Tuesday, January 12, 2010

Don't Let Flat Be Your New Up.

It seems like you can't open a magazine or newspaper that has a business related topic without seeing “flat is the new up”.  It seems like the catchphrase of the current economy.  The first time I heard it last year I was saddened to think this is the new standard.  Our business grew 8% in an industry that was shrinking over 70%.  How did you do.  


I have to admit the only reason we grew was due to the failure of major competitors.  Last year in the audio video industry, we lost Tweeter and Circuit City.  In our markets, this represented a major loss of the ability to deliver consumer electronics.  In truth, I shouldn't be proud, although we only grew 8%, while losing two companies each did three times our business in the same general area.  We clearly weren't as effective.

We couldn't do any more work last year than we did.  What we got was all the business we were prepared to take.  We might have been able to take more if we hired people, added extra training and had been prepared for the mass exodus from the market.  As a vendor after vendor came into our offices and told us being up 8% was bragging, we lowered our sights.  We shot for a much lower target because that is what the market expected.  Last year that's what we expected.  Let face it, 2009 was no fun.

There really is a huge mistake to compare yourself to anybody else.  Market forces will always have a factor in our business, and everyone's business.  Sometimes, we are lucky and the market will carry us.  Other times, we will have to work harder because the market is fighting us.  In the worst-case your market goes away, and you have two choices.  The first choice is to close.  This is the easiest and quickest way out of a failed market.  Imagine being a carriage maker when Henry Ford invented the assembly line.  Cars are flying out the door and you are trying to hand carve wheels for your carriage.  We all know where that market went.  What about typewriters?  Markets change, it can happen in any market at any time. 

The second choice we have is to adapt find a new market, re-train our business and move in a new direction.  There's a little company that very few people know about, and I don't even know its current name.  It was once called Wil-Tel.  Wil-Tel originally started out laying pipeline for oil and gas companies.  It laid so much pipe that when the interstate system was complete and trucks ended up being used to deliver fuel cheaply, they were stuck with thousands of miles of empty pipe.  Wil-Tel adapted and began filling their pipe with copper lines for the new telephone company.  The last I heard of them, they were stuffing the same pipes with fiber optics.  That's adapting to the new market twice.

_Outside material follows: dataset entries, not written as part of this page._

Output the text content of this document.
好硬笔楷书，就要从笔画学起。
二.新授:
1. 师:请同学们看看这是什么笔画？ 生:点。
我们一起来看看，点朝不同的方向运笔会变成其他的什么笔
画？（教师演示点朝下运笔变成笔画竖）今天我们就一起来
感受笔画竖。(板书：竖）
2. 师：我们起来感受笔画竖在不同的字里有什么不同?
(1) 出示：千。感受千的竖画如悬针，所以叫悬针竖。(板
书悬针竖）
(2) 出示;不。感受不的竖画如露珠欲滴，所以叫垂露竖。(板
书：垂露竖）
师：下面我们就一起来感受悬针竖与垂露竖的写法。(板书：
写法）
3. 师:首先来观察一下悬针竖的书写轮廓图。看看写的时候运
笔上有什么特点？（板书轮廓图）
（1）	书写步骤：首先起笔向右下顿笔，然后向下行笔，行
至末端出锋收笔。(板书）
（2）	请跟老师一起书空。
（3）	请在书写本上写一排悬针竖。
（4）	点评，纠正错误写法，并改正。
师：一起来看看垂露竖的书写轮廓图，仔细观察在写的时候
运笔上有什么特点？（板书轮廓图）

As we all go out into our business, our office job or whatever it is we do everyday, we have a choice.  We can adapt to continuously changing world, or give up.  If we sit and do the same thing without growing or training that really isn't any different than giving up slowly.  The Japanese call this continuous process of adaption kaizen.  Darwin called it survival.  The word kaizen simply means improvement.  Continuous is implied in the process and interpretation.  Toyota Motor Co. is famous for pushing assembly lines until they break, finding what broke them and fixing it.  By default, this process will become kaizen.

In a world economy where flat is the new up, what can you do to adapt set yourself apart, and really look up.  After all flat is boring.  So as you look up and aim high.  Think about how you can improve your business or your job to meet the demands of the new economy.  What can you do today that will yield results, one year, two years or even five years down the road.  

The market is there, we just have to reach for it.  For the full disclosure information, we have completely shifted our business, and it looks nothing like it did two years ago.  Sit down with your people, look at what your strengths are, and what you can do to grow your business or improve your office.  Don't let flat be the new up, go figure out what it is that you can do and what the market needs.  Find where the two intersect and you have a winner.